The objectives of this study are to (1) develop an iTBS intervention for veterans with mTBI, impulsivity, and SI; (2) assess the feasibility and tolerability of the intervention; and (3) gather preliminary clinical outcome data on SI, impulsivity, and functions that will guide future studies.
This is a pilot, double-blinded, randomized controlled trial. In developing this protocol, we referenced the SPIRIT (Standard Protocol Items: Recommendations for Interventional Trials) guidelines. We will enroll 56 participants (28 active iTBS and 28 sham iTBS). The iTBS intervention will be performed daily, 5 days a week, for 2 weeks. We will collect 10 validated, psychometric, quantitative outcome measures before, during, and after the intervention. Measures included will assess functioning, impulsivity, suicidality, posttraumatic stress disorder, and depressive symptoms. We will collect qualitative data through semistructured interviews to elicit feedback on the participants' experiences and symptoms. We will perform quantitative and qualitative analyses to (1) assess the feasibility, tolerability, and acceptability of the treatment; (2) gather advanced neuroimaging data to assess neural changes elicited by treatment; and (3) assess improvements in outcome measures of impulsivity and suicidality in veterans with mTBI.

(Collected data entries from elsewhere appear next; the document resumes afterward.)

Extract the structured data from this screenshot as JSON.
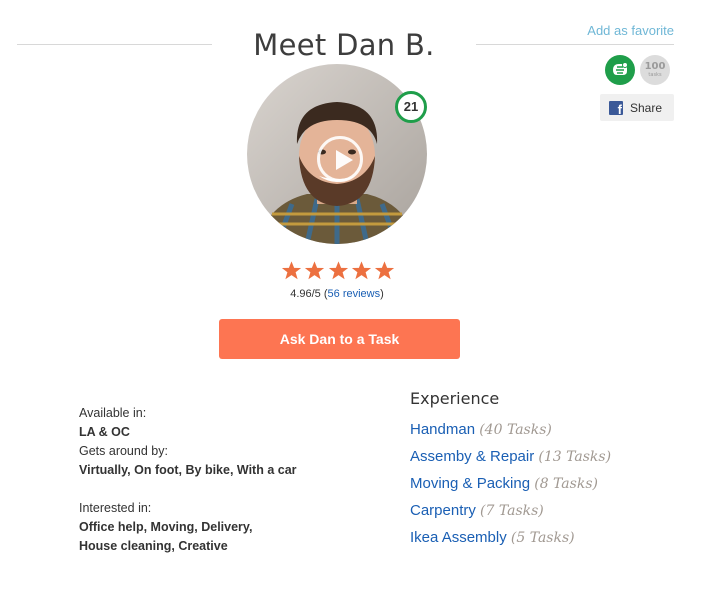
{
  "header": {
    "title": "Meet Dan B.",
    "add_favorite": "Add as favorite"
  },
  "badges": {
    "tasks_count": "100",
    "tasks_label": "tasks",
    "elite_icon": "elite-tasker-icon",
    "level": "21"
  },
  "share": {
    "label": "Share",
    "icon": "facebook-icon"
  },
  "rating": {
    "stars": 5,
    "score_text": "4.96/5 (",
    "reviews_text": "56 reviews",
    "close_paren": ")"
  },
  "cta": {
    "label": "Ask Dan to a Task"
  },
  "details": {
    "available_label": "Available in:",
    "available_value": "LA & OC",
    "gets_around_label": "Gets around by:",
    "gets_around_value": "Virtually, On foot,  By bike, With a car",
    "interested_label": "Interested in:",
    "interested_line1": "Office help, Moving, Delivery,",
    "interested_line2": "House cleaning, Creative"
  },
  "experience": {
    "heading": "Experience",
    "items": [
      {
        "category": "Handman",
        "count": "(40 Tasks)"
      },
      {
        "category": "Assemby & Repair",
        "count": "(13 Tasks)"
      },
      {
        "category": "Moving & Packing",
        "count": "(8 Tasks)"
      },
      {
        "category": "Carpentry",
        "count": " (7 Tasks)"
      },
      {
        "category": "Ikea Assembly",
        "count": "(5 Tasks)"
      }
    ]
  },
  "colors": {
    "accent": "#fd7552",
    "link": "#1a5fb4",
    "badge_green": "#1f9e4a",
    "star": "#ec7040"
  }
}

This study protocol was approved by the Edward Hines, Jr. VA Hospital Institutional Review Board (Hines IRB number 14-003). This novel treatment is a 5-year research project (April 1, 2023, to March 31, 2028) funded by the Veterans Administration Rehabilitation Research and Development service (CDA2 award IK2 RX002938). Study results will be disseminated at or before the project's end date in March 2028.
We will provide preliminary evidence of the safety, feasibility, and acceptability of a novel frontal pole iTBS treatment for mTBI, impulsivity, SI and SAs, and functional deficits.
ClinicalTrials.gov NCT05647044; https://clinicaltrials.gov/study/NCT05647044.
INTERNATIONAL REGISTERED REPORT IDENTIFIER (IRRID): PRR1-10.2196/58206.
自杀仍是美国退伍军人的主要死因之一,轻度创伤性脑损伤(mTBI)会增加自杀意念(SI)和自杀未遂(SA)的风险。mTBI会加重冲动性,并导致社会和职业功能不佳,这进一步增加了SI和SA的风险。重复经颅磁刺激是一种神经调节治疗方法,可诱导神经可塑性,有可能修复神经损伤。间歇性theta爆发刺激(iTBS)是经颅磁刺激的第二代形式,安全、疗程短、副作用小,是治疗mTBI冲动性的一种有前景的治疗方法。我们提出的新治疗方案使用额极iTBS靶向腹内侧前额叶皮层,这可能通过加强边缘系统和额叶皮层之间的功能连接来降低冲动性,从而改善对包括SI和SA在内的冲动反应的自上而下控制。
本研究的目的是:(1)为患有mTBI、冲动性和SI的退伍军人开发一种iTBS干预措施;(2)评估该干预措施的可行性和耐受性;(3)收集关于SI、冲动性和功能的初步临床结果数据,以指导未来的研究。
这是一项试点、双盲、随机对照试验。在制定本方案时,我们参考了SPIRIT(标准方案项目:干预试验建议)指南。我们将招募56名参与者(28名接受活性iTBS,28名接受假iTBS)。iTBS干预将每天进行,每周5天,共2周。我们将在干预前、干预期间和干预后收集10项经过验证的、心理测量的、定量的结果指标。纳入的指标将评估功能、冲动性、自杀倾向、创伤后应激障碍和抑郁症状。我们将通过半结构化访谈收集定性数据,以获取参与者对其经历和症状的反馈。我们将进行定量和定性分析,以(1)评估治疗的可行性、耐受性和可接受性;(2)收集高级神经影像学数据,以评估治疗引起的神经变化;(3)评估mTBI退伍军人在冲动性和自杀倾向结果指标上的改善情况。
本研究方案已获得爱德华·H·小欣斯退伍军人管理局医院机构审查委员会的批准(欣斯IRB编号14 - 003)。这项新治疗是一个为期5年的研究项目(2023年4月1日至2028年3月31日),由退伍军人管理局康复研究与发展服务部资助(CDA2奖IK2 RX002938)。研究结果将在2028年3月项目结束日期或之前公布。
我们将提供初步证据,证明一种新的额极iTBS治疗方法对mTBI、冲动性、SI和SA以及功能缺陷的安全性、可行性和可接受性。
ClinicalTrials.gov NCT05647044;https://clinicaltrials.gov/study/NCT05647044。
国际注册报告识别码(IRRID):PRR1 - 10.2196/58206。